Re: [PATCH 2/2] sched/wait: avoid abort_exclusive_wait() in __wait_on_bit_lock()

From: Oleg Nesterov
Date: Fri Sep 02 2016 - 08:06:54 EST


On 09/01, Peter Zijlstra wrote:
>
> On Fri, Aug 26, 2016 at 02:45:52PM +0200, Oleg Nesterov wrote:
>
> > We do not need anything tricky to avoid the race,
>
> The race being:
>
> CPU0 CPU1 CPU2
>
> __wait_on_bit_lock()
> bit_wait_io()
> io_schedule()
>
> clear_bit_unlock()
> __wake_up_common(.nr_exclusive=1)
> list_for_each_entry()
> if (curr->func() && --nr_exclusive)
> break
>
> signal()
>
> if (signal_pending_state()) == TRUE
> return -EINTR
>
> And no progress because CPU1 exits without acquiring the lock and CPU0
> thinks its done because it woke someone.

Yes,

> > we can just call finish_wait() if action() fails.
>
> That would be bit_wait*() returning -EINTR because sigpending.

Hmm.

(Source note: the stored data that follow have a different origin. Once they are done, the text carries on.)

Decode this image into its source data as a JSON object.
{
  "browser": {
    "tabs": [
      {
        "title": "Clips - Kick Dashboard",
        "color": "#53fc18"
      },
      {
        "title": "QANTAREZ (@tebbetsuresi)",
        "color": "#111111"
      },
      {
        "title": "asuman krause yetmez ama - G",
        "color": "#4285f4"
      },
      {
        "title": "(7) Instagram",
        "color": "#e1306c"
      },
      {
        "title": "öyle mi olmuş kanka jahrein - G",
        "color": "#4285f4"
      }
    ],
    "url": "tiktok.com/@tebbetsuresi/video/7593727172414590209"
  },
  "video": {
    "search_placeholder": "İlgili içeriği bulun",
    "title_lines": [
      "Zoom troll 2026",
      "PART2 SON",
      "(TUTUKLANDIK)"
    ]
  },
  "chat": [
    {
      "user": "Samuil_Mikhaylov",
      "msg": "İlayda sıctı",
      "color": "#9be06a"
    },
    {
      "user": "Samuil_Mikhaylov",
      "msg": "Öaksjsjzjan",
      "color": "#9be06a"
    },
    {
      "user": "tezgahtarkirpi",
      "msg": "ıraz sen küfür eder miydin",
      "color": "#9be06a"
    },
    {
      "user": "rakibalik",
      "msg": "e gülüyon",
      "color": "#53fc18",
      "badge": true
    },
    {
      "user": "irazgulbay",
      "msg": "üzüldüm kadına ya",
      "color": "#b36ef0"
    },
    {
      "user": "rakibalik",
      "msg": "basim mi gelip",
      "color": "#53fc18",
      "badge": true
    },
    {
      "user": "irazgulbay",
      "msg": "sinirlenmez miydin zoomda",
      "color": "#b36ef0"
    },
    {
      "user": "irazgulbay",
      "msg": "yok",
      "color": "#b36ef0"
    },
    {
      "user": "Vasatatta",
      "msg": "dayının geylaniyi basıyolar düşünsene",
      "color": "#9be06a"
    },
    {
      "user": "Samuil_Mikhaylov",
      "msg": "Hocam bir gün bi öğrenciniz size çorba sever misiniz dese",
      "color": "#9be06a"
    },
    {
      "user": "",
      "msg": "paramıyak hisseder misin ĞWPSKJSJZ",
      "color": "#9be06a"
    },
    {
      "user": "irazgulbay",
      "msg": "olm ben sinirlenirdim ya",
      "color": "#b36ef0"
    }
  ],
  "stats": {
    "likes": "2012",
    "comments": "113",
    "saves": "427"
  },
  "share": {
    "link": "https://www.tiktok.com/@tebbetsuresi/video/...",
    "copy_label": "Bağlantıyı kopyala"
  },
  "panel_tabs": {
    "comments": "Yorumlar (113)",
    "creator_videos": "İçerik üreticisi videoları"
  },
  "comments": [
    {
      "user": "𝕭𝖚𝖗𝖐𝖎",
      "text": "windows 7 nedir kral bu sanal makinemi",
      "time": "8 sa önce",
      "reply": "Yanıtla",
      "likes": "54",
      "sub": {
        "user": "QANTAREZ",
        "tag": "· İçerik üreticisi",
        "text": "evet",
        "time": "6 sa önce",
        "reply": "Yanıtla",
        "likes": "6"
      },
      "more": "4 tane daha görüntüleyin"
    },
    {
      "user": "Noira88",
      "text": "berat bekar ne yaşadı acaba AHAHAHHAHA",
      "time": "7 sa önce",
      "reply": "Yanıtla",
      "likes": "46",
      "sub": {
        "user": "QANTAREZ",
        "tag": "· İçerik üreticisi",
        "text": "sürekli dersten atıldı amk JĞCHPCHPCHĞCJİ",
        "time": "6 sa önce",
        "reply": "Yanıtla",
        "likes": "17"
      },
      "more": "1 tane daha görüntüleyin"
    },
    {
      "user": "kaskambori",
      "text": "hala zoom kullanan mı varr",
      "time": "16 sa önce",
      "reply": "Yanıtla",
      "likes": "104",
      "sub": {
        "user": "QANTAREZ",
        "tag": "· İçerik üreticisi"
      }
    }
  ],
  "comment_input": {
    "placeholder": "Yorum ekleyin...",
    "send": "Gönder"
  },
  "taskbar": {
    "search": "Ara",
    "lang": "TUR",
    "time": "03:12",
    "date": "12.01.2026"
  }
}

Not sure I understand... Let me reply just in case, even if
I am sure you get it right.

Yes, in the likely case we are going to fail with -EINTR, but only
if test-and-set after thar fails.

> Sure, you can always call that, first thing through the loop does
> prepare again, so no harm. That however does not connect to your
> condition,.. /me puzzled

If ->action() fails we will abort the loop in any case, prepare
won't be called. So in this case finish_wait() does the right thing.

> > test_and_set_bit() implies mb() so
> > the lockless list_empty_careful() case is fine, we can not miss the
> > condition if we race with unlock_page().
>
> You're talking about this ordering?:
>
> finish_wait() clear_bit_unlock();
> list_empty_careful()
>
> /* MB implied */ smp_mb__after_atomic();
> test_and_set_bit() wake_up_page()
> ...
> autoremove_wake_function()
> list_del_init();
>
>
> That could do with spelling out I feel.. :-)

Yes, yes.

> > __wait_on_bit_lock(wait_queue_head_t *wq, struct wait_bit_queue *q,
> > wait_bit_action_f *action, unsigned mode)
> > {
> > + int ret = 0;
> >
> > + for (;;) {
> > prepare_to_wait_exclusive(wq, &q->wait, mode);
> > + if (test_bit(q->key.bit_nr, q->key.flags)) {
> > + ret = action(&q->key, mode);
> > + /*
> > + * Ensure that clear_bit() + wake_up() right after
> > + * test_and_set_bit() below can't see us; it should
> > + * wake up another exclusive waiter if we fail.
> > + */
> > + if (ret)
> > + finish_wait(wq, &q->wait);
> > + }
> > + if (!test_and_set_bit(q->key.bit_nr, q->key.flags)) {
>
> So this is the actual difference, instead of failing the lock and
> aborting on signal, we acquire the lock if possible. If its not
> possible, someone else has it, which guarantees that someone else will
> do an unlock which implies another wakeup and life goes on.

Yes. This way we eliminate the need for the additional wake_up.

Oleg.